By offering hefty discounts and tailored online advertising, the dealership in Toyota's soon-to-be U.S. hometown has aggressively gone after customers who drive for Uber, a smartphone-powered taxi service that allows people to earn money giving rides to strangers. The dealership sells about 200 cars annually to Uber drivers -- about 6 percent of the 3,200 new cars it sells in a year.
Uber drivers get the dealership's best offers. It's a form of marketing: Future passengers may notice a Toyota of Plano license plate holder when they get picked up by a shiny new car. And when the driver and passenger start talking, a driver who got a great deal is far more likely to gush about Toyota of Plano.
"Word of mouth is still the best advertising there is," Rusty Gentry, general manager of the single-point dealership, said in an interview. "So we'll take an aggressive deal. We know what the advertising's worth."
Losing money on a sale might seem like a bad strategy, but Gentry said it makes sense considering that dealers spend an average of $400 on advertising per car sold.
"If I lose $1,000 to sell a car and [an Uber driver] sends me three customers," he said, "I still come out ahead."
$750 driver discount
Toyota of Plano's strategy isn't surprising, given the size of the Uber-driver market.
At the start of the year, San Francisco-based Uber reported having 162,037 active drivers in its network nationwide, each of whom finished at least four trips in December.
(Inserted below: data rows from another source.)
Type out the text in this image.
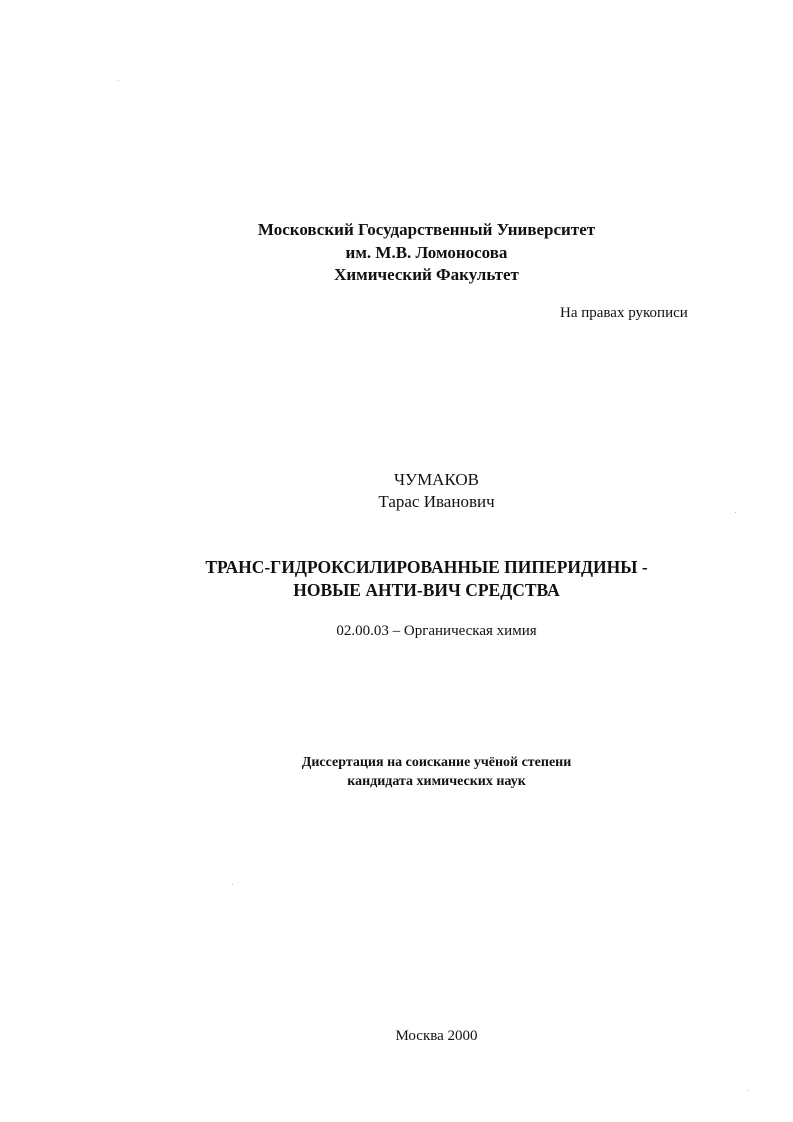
Московский Государственный Университет
им. М.В. Ломоносова
Химический Факультет
На правах рукописи
ЧУМАКОВ
Тарас Иванович
ТРАНС-ГИДРОКСИЛИРОВАННЫЕ ПИПЕРИДИНЫ -
НОВЫЕ АНТИ-ВИЧ СРЕДСТВА
02.00.03 – Органическая химия
Диссертация на соискание учёной степени
кандидата химических наук
Москва 2000
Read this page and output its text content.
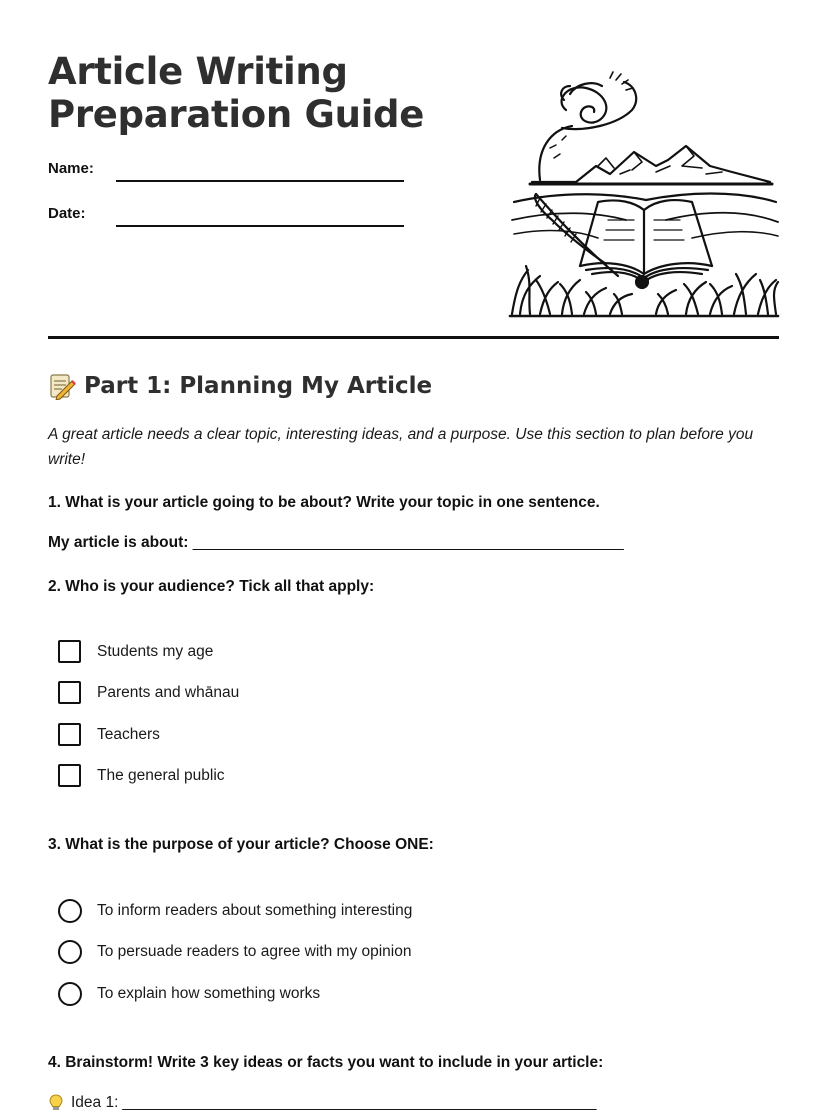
Article Writing
Preparation Guide
Name:
Date:
Part 1: Planning My Article
A great article needs a clear topic, interesting ideas, and a purpose. Use this section to plan before you write!
1. What is your article going to be about? Write your topic in one sentence.
My article is about: __________________________________________________
2. Who is your audience? Tick all that apply:
Students my age
Parents and whānau
Teachers
The general public
3. What is the purpose of your article? Choose ONE:
To inform readers about something interesting
To persuade readers to agree with my opinion
To explain how something works
4. Brainstorm! Write 3 key ideas or facts you want to include in your article:
Idea 1: _______________________________________________________
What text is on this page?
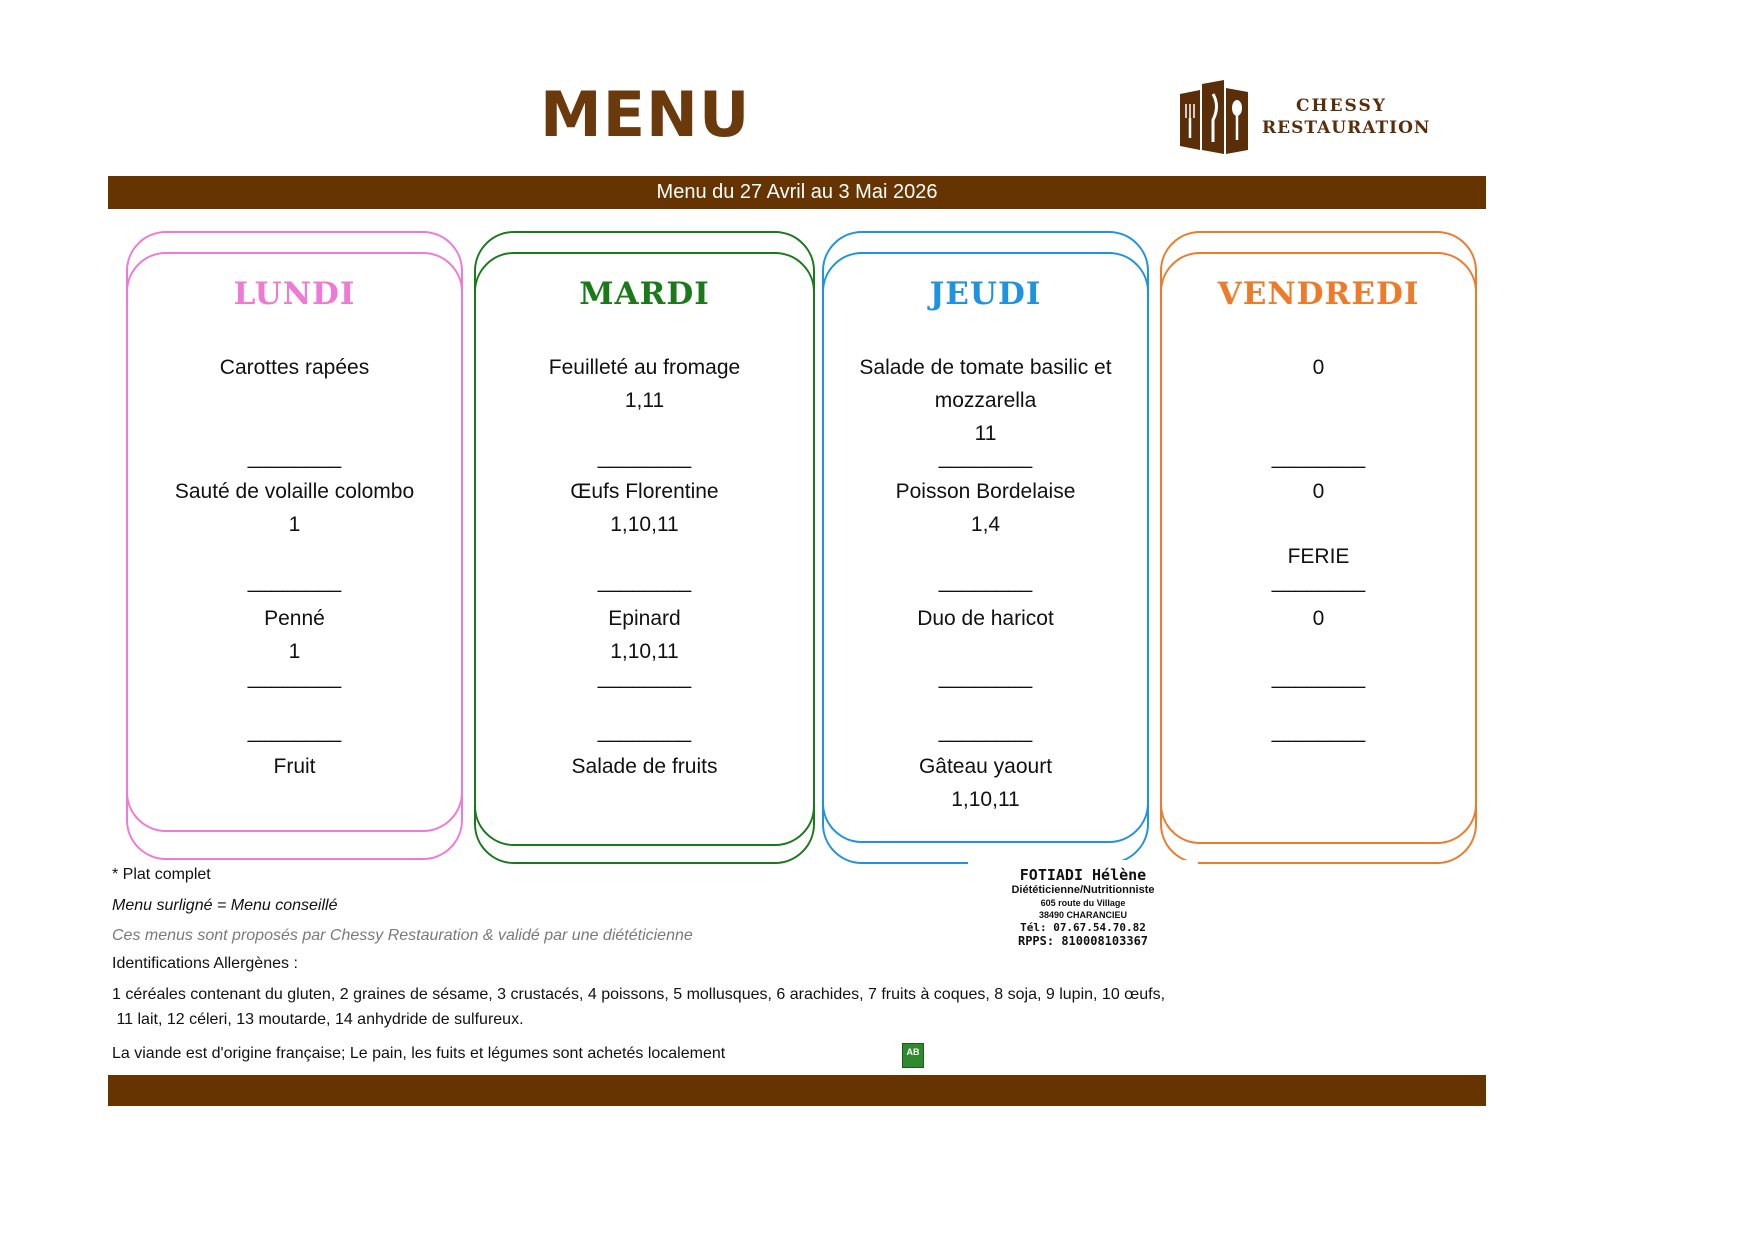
MENU	CHESSY
RESTAURATION
Menu du 27 Avril au 3 Mai 2026
LUNDI
Carottes rapées
________
Sauté de volaille colombo
1
________
Penné
1
________
________
Fruit
MARDI
Feuilleté au fromage
1,11
________
Œufs Florentine
1,10,11
________
Epinard
1,10,11
________
________
Salade de fruits
JEUDI
Salade de tomate basilic et
mozzarella
11
________
Poisson Bordelaise
1,4
________
Duo de haricot
________
________
Gâteau yaourt
1,10,11
VENDREDI
0
________
0
FERIE
________
0
________
________
* Plat complet
Menu surligné = Menu conseillé
Ces menus sont proposés par Chessy Restauration & validé par une diététicienne
Identifications Allergènes :
1 céréales contenant du gluten, 2 graines de sésame, 3 crustacés, 4 poissons, 5 mollusques, 6 arachides, 7 fruits à coques, 8 soja, 9 lupin, 10 œufs,
11 lait, 12 céleri, 13 moutarde, 14 anhydride de sulfureux.
La viande est d'origine française; Le pain, les fuits et légumes sont achetés localement
FOTIADI Hélène
Diététicienne/Nutritionniste
605 route du Village
38490 CHARANCIEU
Tél: 07.67.54.70.82
RPPS: 810008103367
AB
Thousands of drivers sign up each month, and many of them must buy or lease a new car because Uber doesn't allow older cars into its program.
The company has lined up preferential new-car financing from Chrysler, Ford, General Motors, Hyundai, Nissan, Toyota and Volkswagen. It also inked a deal with the U.S. arm of Santander Bank to offer lease-to-own financing to drivers whose poor credit might otherwise stop them from getting a loan.
Hybrids such as the Toyota Prius are particularly popular with Uber drivers, who must pay their own fuel costs out of their fares.
Toyota has made a concerted effort to get more cars into the Uber fleet, offering a $750 discount to drivers who buy or lease a new car. (Dealers check drivers' Uber ID numbers against an online database to verify that they're part of the network.)
Toyota of Plano has taken more steps on its own. It built a dedicated landing page on its website for Uber drivers and optimized it for Internet search engines. Customers who search Google for relevant phrases, such as "Uber discount Toyota," will find Toyota of Plano high on the first page of results, immediately after Uber's own Web page.
Some dealers might balk at giving Uber so much help. After all, Uber represents an alternative to personal car ownership.
Gentry doesn't see it that way. He uses Uber about twice a week. To him, it isn't a substitute for a personal car, but a way to go to a Dallas Mavericks game or grab dinner downtown without the hassle and cost of parking.
"A lot of the time [the driver] bought their car from me, which is really cool," he said.
On one recent excursion, Gentry hailed a car from his smartphone and was picked up by a four-year-old sedan with about 60,000 miles on the odometer. It wasn't a Toyota, though. It was "the second-best-selling Japanese car," Gentry said, avoiding naming names.
"I told him, 'You look like you're ready for a new Toyota,'" and gave the driver a business card, Gentry recalls. "My wife calls me a walking billboard. I'm always advertising."